The function is defined as `f(x) = max(x, alpha*x)`, where `alpha`is a hyperparameter that controls the slope of the function for negative input values.

- **Accuracy :**

> Accuracy is just a metrix to evaluate performance
>

In a Generative Adversarial Network (GAN), accuracy is not a common evaluation metric since the goal is to generate realistic samples that can fool the discriminator, not to classify samples into pre-defined categories.

Instead, you can use other metrics such as the L1 or L2 loss, peak signal-to-noise ratio (PSNR), or structural similarity index (SSIM) to measure the similarity between the generated color image and the ground truth image.

You can calculate the L1 or L2 loss between the generated color image and the ground truth image using the `nn.L1Loss` or `nn.MSELoss` loss functions provided by PyTorch.

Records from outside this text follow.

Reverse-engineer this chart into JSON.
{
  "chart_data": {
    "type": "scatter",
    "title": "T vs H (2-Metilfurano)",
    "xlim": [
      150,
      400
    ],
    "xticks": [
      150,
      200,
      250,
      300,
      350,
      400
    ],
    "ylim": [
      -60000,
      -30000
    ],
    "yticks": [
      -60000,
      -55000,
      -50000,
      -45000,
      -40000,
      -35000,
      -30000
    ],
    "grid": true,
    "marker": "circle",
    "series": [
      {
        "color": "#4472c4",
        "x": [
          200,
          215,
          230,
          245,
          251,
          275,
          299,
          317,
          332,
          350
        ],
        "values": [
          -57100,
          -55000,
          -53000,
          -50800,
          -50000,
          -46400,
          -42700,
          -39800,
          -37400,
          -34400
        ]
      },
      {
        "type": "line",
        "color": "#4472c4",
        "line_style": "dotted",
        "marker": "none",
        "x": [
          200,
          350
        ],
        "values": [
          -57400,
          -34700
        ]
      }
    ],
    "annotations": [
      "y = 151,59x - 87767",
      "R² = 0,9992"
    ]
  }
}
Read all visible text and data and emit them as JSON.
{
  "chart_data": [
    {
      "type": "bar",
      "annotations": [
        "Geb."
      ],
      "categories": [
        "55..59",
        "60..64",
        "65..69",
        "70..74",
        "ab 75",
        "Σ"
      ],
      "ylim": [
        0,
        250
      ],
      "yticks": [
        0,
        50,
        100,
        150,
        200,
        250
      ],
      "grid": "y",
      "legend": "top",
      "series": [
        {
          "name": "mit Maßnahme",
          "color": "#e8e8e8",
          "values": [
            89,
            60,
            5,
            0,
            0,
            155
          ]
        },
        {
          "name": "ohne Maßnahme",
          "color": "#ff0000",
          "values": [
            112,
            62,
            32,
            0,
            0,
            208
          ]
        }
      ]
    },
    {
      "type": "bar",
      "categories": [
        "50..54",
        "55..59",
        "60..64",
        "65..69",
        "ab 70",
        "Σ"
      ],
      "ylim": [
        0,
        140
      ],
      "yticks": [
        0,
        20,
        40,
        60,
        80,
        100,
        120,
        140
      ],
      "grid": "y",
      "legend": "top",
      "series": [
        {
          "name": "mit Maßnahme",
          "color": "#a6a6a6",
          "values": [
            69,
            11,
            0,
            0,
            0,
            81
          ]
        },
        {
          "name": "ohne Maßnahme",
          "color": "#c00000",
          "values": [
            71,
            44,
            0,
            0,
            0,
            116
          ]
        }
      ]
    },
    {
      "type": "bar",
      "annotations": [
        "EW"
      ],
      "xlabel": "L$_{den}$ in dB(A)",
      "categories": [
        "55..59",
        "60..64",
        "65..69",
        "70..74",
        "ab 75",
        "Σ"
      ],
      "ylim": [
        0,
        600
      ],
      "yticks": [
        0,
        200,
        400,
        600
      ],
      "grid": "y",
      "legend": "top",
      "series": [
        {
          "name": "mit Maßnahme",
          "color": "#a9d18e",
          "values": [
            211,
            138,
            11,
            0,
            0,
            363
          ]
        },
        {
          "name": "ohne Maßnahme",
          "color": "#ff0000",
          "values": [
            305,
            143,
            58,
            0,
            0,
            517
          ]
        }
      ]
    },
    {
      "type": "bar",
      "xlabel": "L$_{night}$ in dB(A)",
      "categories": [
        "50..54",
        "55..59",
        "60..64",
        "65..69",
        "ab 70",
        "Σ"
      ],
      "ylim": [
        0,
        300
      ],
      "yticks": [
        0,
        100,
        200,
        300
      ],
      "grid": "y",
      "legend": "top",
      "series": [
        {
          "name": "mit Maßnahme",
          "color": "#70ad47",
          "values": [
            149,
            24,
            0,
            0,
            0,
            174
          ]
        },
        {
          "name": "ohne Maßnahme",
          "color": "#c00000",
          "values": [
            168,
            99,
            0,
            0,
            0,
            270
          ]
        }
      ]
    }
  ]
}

PSNR and SSIM can be calculated using third-party libraries such as `skimage` or `opencv`.

It is important to note that evaluating the performance of a GAN model is not always straightforward, and metrics such as PSNR and SSIM may not always reflect the quality of the generated images. Therefore, it is recommended to also visually inspect the generated images to evaluate the performance of the model.